В чем же их только не обвиняли! Но главное – в традициях тех лет – шпионаж в пользу немецкой разведки. В эту чушь, конечно, никто не верил, но тем не менее Туполев находился под арестом до лета 1941-го. На пятом этаже конструкторского бюро ему выделили кабинет и жилую комнату, окна которых были забраны решеткой, а у дверей постоянно дежурил часовой. Он по-прежнему оставался конструктором, но передвигался только под конвоем. Туполев все это время был в самом прямом смысле слова прикован кандалами к своему КБ.
К концу 1938 года массовые аресты и расстрелы, видимо, достигли своих целей. Сталин решил прекратить репрессии. Последним аккордом «чистки» стало уничтожение самих «чистильщиков». 8-го декабря 1938 года был смещен со своего поста и расстрелян нарком НКВД Ежов. Вслед за ним отправилось практически все поколение «ежовских чекистов». Главой НКВД стал Лаврентий Берия. Число арестов резко сократилось. Стране нужна была передышка.
Недремлющее око
Тридцать седьмой год в корне изменил жизнь волжского города и завода. Под несмолкающие овации вождю народ утрачивал навык естественного человеческого общения. Пословица «молчание – золото» в те годы обрела иной смысл: только молчание гарантировало жизнь. Как писал Бабель, сегодня человек свободно разговаривает только с собственной женой ночью и под одеялом. Все речи, выступления руководителей перед массами начинались и кончались обязательным восхвалением «отца всех времен и народов товарища Сталина».
Главному конструктору Климову приходилось все чаще выходить на трибуну, выступать перед заводчанами – Владимира Яковлевича приняли и полюбили в Рыбинске, народ с уважением прислушивался к сказанному самим Климовым.
В тот вечер, накануне праздника по случаю двадцатилетия Октябрьской революции, Владимир Яковлевич особенно тщательно готовился к своему выступлению. Назавтра намечено торжественное открытие Дворца культуры их завода – действительно великолепного здания, где наконец-то можно будет появляться, отдыхать после работы, не вызывая ничьих подозрений. И для детей, молодежи там предусмотрено много интересного. Меньше будут праздно болтаться по городу, займутся спортом или музыкой, театром – кружков и секций там будет достаточно. Конечно, это большой праздник для коллектива. Но в зале будут и семьи арестованных совсем недавно, надо найти нужные слова, чтобы не переборщить с «праздничным и светлым».

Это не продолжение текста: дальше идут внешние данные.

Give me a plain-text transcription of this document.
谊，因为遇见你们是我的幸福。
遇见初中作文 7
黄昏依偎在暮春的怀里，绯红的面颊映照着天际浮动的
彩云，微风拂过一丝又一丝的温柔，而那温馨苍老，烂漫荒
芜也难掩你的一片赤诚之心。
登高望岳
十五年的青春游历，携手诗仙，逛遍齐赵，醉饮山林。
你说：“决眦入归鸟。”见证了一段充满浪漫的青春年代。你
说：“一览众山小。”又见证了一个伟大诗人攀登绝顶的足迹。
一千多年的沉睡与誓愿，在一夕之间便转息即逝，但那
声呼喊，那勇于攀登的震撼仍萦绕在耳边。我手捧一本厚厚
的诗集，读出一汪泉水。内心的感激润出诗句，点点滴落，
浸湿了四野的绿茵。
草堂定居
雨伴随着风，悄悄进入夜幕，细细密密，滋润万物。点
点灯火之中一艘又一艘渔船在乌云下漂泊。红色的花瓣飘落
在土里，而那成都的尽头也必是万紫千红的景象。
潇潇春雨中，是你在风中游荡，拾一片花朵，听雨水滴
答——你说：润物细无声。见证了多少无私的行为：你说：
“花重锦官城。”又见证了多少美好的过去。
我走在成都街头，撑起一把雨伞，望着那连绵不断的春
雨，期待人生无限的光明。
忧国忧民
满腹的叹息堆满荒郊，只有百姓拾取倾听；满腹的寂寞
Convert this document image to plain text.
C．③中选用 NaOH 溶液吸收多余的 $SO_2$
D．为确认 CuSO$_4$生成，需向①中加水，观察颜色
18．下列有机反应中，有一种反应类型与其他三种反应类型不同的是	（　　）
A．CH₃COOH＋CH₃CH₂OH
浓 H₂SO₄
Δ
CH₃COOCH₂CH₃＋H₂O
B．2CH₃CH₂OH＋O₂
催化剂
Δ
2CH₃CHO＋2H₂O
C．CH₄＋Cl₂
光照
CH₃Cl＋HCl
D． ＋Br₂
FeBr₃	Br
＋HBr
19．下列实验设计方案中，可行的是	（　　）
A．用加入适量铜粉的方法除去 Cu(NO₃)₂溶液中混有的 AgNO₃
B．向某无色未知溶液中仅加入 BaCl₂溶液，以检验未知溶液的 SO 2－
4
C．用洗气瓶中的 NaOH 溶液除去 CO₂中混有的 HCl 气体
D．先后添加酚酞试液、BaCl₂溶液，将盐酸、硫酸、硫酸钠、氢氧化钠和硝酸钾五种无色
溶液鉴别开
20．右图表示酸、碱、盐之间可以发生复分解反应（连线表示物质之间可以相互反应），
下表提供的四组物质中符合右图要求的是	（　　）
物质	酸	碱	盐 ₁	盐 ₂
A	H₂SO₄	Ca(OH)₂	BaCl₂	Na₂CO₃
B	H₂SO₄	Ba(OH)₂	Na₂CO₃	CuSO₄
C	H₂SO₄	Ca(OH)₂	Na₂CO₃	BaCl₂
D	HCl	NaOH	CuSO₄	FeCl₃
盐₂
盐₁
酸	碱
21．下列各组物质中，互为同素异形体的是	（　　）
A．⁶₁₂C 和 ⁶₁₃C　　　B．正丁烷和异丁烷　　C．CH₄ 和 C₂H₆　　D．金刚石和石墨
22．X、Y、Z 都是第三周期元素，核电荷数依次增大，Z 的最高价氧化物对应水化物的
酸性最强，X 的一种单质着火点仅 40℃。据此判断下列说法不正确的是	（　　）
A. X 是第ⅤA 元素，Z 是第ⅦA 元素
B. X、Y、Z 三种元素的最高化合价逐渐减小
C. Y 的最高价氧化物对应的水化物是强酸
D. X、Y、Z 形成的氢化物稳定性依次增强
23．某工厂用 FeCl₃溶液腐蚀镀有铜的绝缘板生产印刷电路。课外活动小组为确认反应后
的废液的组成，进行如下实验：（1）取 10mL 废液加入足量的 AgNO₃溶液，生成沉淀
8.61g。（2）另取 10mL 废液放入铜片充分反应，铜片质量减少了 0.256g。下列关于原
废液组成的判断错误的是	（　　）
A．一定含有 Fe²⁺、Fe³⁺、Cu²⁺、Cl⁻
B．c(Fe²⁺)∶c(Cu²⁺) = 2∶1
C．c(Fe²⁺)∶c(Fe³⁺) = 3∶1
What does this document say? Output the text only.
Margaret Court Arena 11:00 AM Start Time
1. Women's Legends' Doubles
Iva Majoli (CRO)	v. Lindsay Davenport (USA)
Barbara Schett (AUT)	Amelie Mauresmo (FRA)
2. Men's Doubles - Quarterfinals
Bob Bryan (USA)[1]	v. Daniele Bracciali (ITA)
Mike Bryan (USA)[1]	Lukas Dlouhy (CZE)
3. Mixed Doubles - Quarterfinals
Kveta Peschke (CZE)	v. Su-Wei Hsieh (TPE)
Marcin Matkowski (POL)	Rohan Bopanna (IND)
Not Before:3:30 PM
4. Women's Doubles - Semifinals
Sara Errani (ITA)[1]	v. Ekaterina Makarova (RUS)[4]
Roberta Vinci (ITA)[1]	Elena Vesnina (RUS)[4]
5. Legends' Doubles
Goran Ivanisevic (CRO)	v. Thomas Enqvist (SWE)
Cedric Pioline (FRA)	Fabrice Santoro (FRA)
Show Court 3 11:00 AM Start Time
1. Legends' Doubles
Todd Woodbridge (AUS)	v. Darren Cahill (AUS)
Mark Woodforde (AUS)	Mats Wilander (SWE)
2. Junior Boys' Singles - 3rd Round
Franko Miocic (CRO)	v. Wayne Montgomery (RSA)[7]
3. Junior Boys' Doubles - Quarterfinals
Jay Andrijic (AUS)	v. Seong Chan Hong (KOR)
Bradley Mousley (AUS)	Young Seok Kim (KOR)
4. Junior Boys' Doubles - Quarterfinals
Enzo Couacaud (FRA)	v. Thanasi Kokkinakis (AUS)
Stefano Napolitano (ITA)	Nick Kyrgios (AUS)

Жена с дочерью в соседней комнате вертелись перед зеркалом, примеряя новые платья, сшитые специально к завтрашнему дню. Много ли праздников у них было за последние два года – пусть порадуются. Может быть, теперь им будет хоть немного интереснее здесь, в Рыбинске. Во Дворец планируется приглашать популярных артистов, писателей, устраивать общезаводские вечера. Ближайший праздник – встречу Нового года – решено обязательно организовать в новом Дворце.
Ира, зайдя в комнату отца, чтобы продемонстрировать новый наряд, застала его склонившимся над передовицей газеты «Правда» с карандашом в руках:
– Семь, восемь, девять, десять…
– Папа, что ты подсчитываешь?
Не отрываясь от своего занятия, Владимир Яковлевич пояснил:
– Хочу понять, как сейчас принято выступать. Мне завтра придется выходить на трибуну, речь уже подготовил, да забыл про Сталина.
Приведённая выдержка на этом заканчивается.